A review of the band's performance at the Moustache Club was published in the 15 March issue of The McGill Daily. Even though the reviewers Mark Butler and S. Peter Loshin found them to be polished and their individual musicianship quite capable, the echo effects the band employed sounded like they were in a wind-tunnel. They also found their covering of other artists material lackluster. However, the response by the patrons in the club which was at near capacity was enthusiastic.

It was reported in the 31 March issue of RPM Weekly, earlier that month, a press party for the band was held in downtown Toronto. Their album had been released about a month prior and had been getting a considerable amount of airplay.

====Album====
The group's self-titled album had made its debut at No. 100 in the RPM 100 Albums chart for the week of 10 March. For the week of 28 April, the record was at No. 77 in its eighth charting week. At week fourteen the album was still in the chart at No. 96.

==="You Didn't Listen to Me"===
Bruce Wheaton wrote the song "You Didn't Listen to Me", which the band recorded. Backed with "Open Up", it was released on London LX 2681.
It debuted at No. 97 in the RPM 100 Singles chart for the week of 17 March. For the week of 5 May, and in its seventh charting week, the single was at No. 72. It was still at No. 72 the following week.

====Further activities====
It was reported in the 12 May 1979 issue of RPM Weekly that former Music Shoppe International partner, Bruce Hudson had formed his own agency, The Hudson Agency, which was located at 5467 Spring Garden Road, Halifax. Artists to be represented by the agency were, Maritime acts; Titan, Taquila and Molly Oliver. The agency was also in the process of organizing cross-country tours for Molly Oliver and Titan.

===1980s===
===="Somebody New in My Eyes"====
The group released the single, "Somebody New in My Eyes" bw "Hey There" on London LX 2681. As shown in the 23 February 1980 issue of RPM Weekly, the song was playlisted at CFTJ in Cambridge. The following week, it was playlisted at stations, CJCJ in Woodstock, and CKIQ in Kelowna. As shown in the 8 March issue of RPM Weekly, "Somebody New in My Eyes" was one of the playlisted Cancon singles. It was also at No. 48 on the play chart at CKBW in Bridgewater. It was still on the CFCN Cancon singles playlist as shown in the 15 March issue of RPM Weekly.

===Further activities===
An Eastern Alliance Records compilation featuring Molly Oliver, Oakley, The Minglewood Band, Dutch Mason, Titan, Sam Moon, the Battery, Spice, and Ram was released around September 1982.

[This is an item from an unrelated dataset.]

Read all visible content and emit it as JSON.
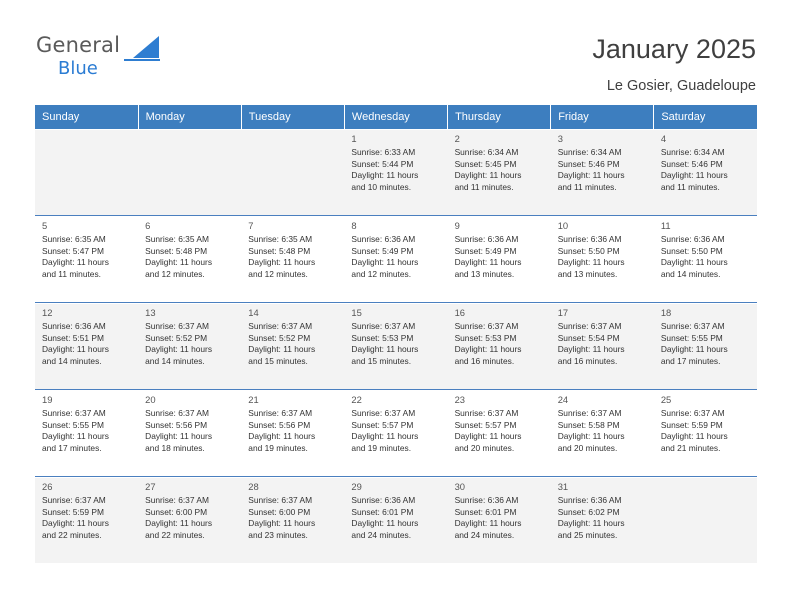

Following lineup changes, the group released an EP in 1982.

The group broke up in 1987.

==Members==
===Original line up===
- Bruce Wheaton - lead vocals, guitar
- Carson Richards - bass, vocals
- Tim Garagan - drums, vocals
- Bob Quinn - keyboards, vocals

===Member list===
- Bruce Wheaton - lead vocals, guitar
- Bob Quinn - keyboards, vocals
- Carson Richards - bass, vocals
- Bob Biggs- (drums)
- Tim Garagan - drums, vocals
- Ken "Dutch" Schultz - drums (replaced Garagan)
- Tony Quinn - guitar, vocals (added)
- Mike Leggat - keyboards, vocals (replaced B. Quinn)
- Larry Maillet - guitar, harmonica, vocals (replaced T. Quinn)
- Ian MacMillan - drums (replaced Schultz)
- Peter Jackson - keyboards, vocals (replaced Leggat)
- Don Rodgers - keyboards, vocals (replaced Jackson 1984–86)
- Terry Hopkins - drums (replaced MacMillan)
- Mike Gaudet - bass (replaced Richards)
- Ian MacDougall - bass (replaced Gaudet)
- Neil Robertson - drums (replaced Hopkins)

===Reunion Line-up 1999-2000===
- Bruce Wheaton - guitar, lead vocals
- Larry Maillet - guitar, harmonica, vocals
- Mike Gaudet - bass
- Andre Leblanc - keyboards
- Doug MacKay - drums
- Donnie Morris
- Robin Chapman

==Later years==
The band reformed in 1999. The members were, Wheaton, Larry Maillet, Mike Gaudet, Andre Leblanc, and Doug MacKay who had been with the band Oakley.